In vivo quantitative mapping of human mitochondrial cardiac membrane potential: a feasibility study

Abstract

Purpose: Alteration in mitochondrial membrane potential (ΔΨm) is an important feature of many pathologic processes, including heart failure, cardiotoxicity, ventricular arrhythmia, and myocardial hypertrophy. We present the first in vivo, non-invasive, assessment of regional ΔΨm in the myocardium of normal human subjects.

Methods: Thirteen healthy subjects were imaged using [18F]-triphenylphosphonium ([18F]TPP+) on a PET/MR scanner. The imaging protocol consisted of a bolus injection of 300 MBq followed by a 120-min infusion of 0.6 MBq/min. A 60 min, dynamic PET acquisition was started 1 h after bolus injection. The extracellular space fraction (fECS) was simultaneously measured using MR T1-mapping images acquired at baseline and 15 min after gadolinium injection with correction for the subject's hematocrit level. Serial venous blood samples were obtained to calculate the plasma tracer concentration. The tissue membrane potential (ΔΨT), a proxy of ΔΨm, was calculated from the myocardial tracer concentration at secular equilibrium, blood concentration, and fECS measurements using a model based on the Nernst equation.

Results: In 13 healthy subjects, average tissue membrane potential (ΔΨT), representing the sum of cellular membrane potential (ΔΨc) and ΔΨm, was - 160.7 ± 3.7 mV, in excellent agreement with previous in vitro assessment.

Conclusion: In vivo quantification of the mitochondrial function has the potential to provide new diagnostic and prognostic information for several cardiac diseases as well as allowing therapy monitoring. This feasibility study lays the foundation for further investigations to assess these potential roles. Clinical trial identifier: NCT03265431.
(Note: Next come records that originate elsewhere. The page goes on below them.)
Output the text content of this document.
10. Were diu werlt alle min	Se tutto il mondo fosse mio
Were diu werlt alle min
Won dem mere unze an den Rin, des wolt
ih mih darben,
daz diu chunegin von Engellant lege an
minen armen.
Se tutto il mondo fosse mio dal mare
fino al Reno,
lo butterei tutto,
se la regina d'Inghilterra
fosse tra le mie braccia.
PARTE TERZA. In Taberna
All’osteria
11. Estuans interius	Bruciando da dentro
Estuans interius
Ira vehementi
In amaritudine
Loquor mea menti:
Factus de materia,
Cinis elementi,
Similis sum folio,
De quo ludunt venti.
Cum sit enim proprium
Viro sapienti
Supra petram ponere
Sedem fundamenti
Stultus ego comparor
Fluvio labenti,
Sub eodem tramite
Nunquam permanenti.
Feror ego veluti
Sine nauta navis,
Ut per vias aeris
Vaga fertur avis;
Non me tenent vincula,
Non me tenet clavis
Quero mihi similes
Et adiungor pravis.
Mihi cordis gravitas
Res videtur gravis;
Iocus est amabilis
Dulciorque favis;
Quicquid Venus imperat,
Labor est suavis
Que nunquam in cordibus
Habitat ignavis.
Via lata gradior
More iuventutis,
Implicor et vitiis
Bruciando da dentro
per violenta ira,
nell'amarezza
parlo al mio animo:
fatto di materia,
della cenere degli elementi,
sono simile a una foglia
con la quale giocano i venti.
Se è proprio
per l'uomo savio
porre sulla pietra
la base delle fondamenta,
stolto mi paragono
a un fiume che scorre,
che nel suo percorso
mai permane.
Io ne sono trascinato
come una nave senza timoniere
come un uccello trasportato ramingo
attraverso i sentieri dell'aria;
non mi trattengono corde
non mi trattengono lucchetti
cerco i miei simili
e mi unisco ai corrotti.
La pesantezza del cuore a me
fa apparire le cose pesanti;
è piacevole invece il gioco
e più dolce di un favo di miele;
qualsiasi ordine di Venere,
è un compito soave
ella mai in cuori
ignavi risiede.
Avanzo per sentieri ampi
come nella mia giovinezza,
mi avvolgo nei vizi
Keywords: Mitochondria; Mitochondrial membrane potential; Positron emission tomography; Tissue membrane potential; Triphenylphosphonium.

Conflict of interest statement

Conflict of Interest:

Matthieu Pelletier-Galarneau declares that he has no conflict of interest. Yoann Petibon declares that he has no conflict of interest. Chao Ma declares that he has no conflict of interest. Paul Han declares that he has no conflict of interest. Sally Ji Who Kim declares that she has no conflict of interest. Felicitas J Detmer declares that she has no conflict of interest. Daniel Yokell declares that he has no conflict of interest. Nicolas Guehl declares that he has no conflict of interest. Marc Normandin declares that he has no conflict of interest. Georges El Fakhri declares that he has no conflict of interest. Nathaniel M Alpert declares that he has no conflict of interest.

Figures

Figure 1:

A, Average extracellular fraction (fECS) of the 13 study subjects. B, Time activity curves (TAC) of a representative subject showing that tracer concentrations in the blood and in the myocardium are at secular equilibrium between 90 and 120 minutes post tracer injection. C, Average tissue membrane potential (ΔΨT) of the 13 study subjects. D, ΔΨT of the 17 left ventricular segments of the 13 study subjects.

Figure 2:

Parametric image of the volume of distribution (top) and tissue membrane potential (bottom). SA, short axis. HLA, horizontal long axis. VLA, vertical long axis.

Figure 3:

Extracellular fraction (fECS) and tissue membrane potential (ΔΨT) versus age (left) and according to sex (right).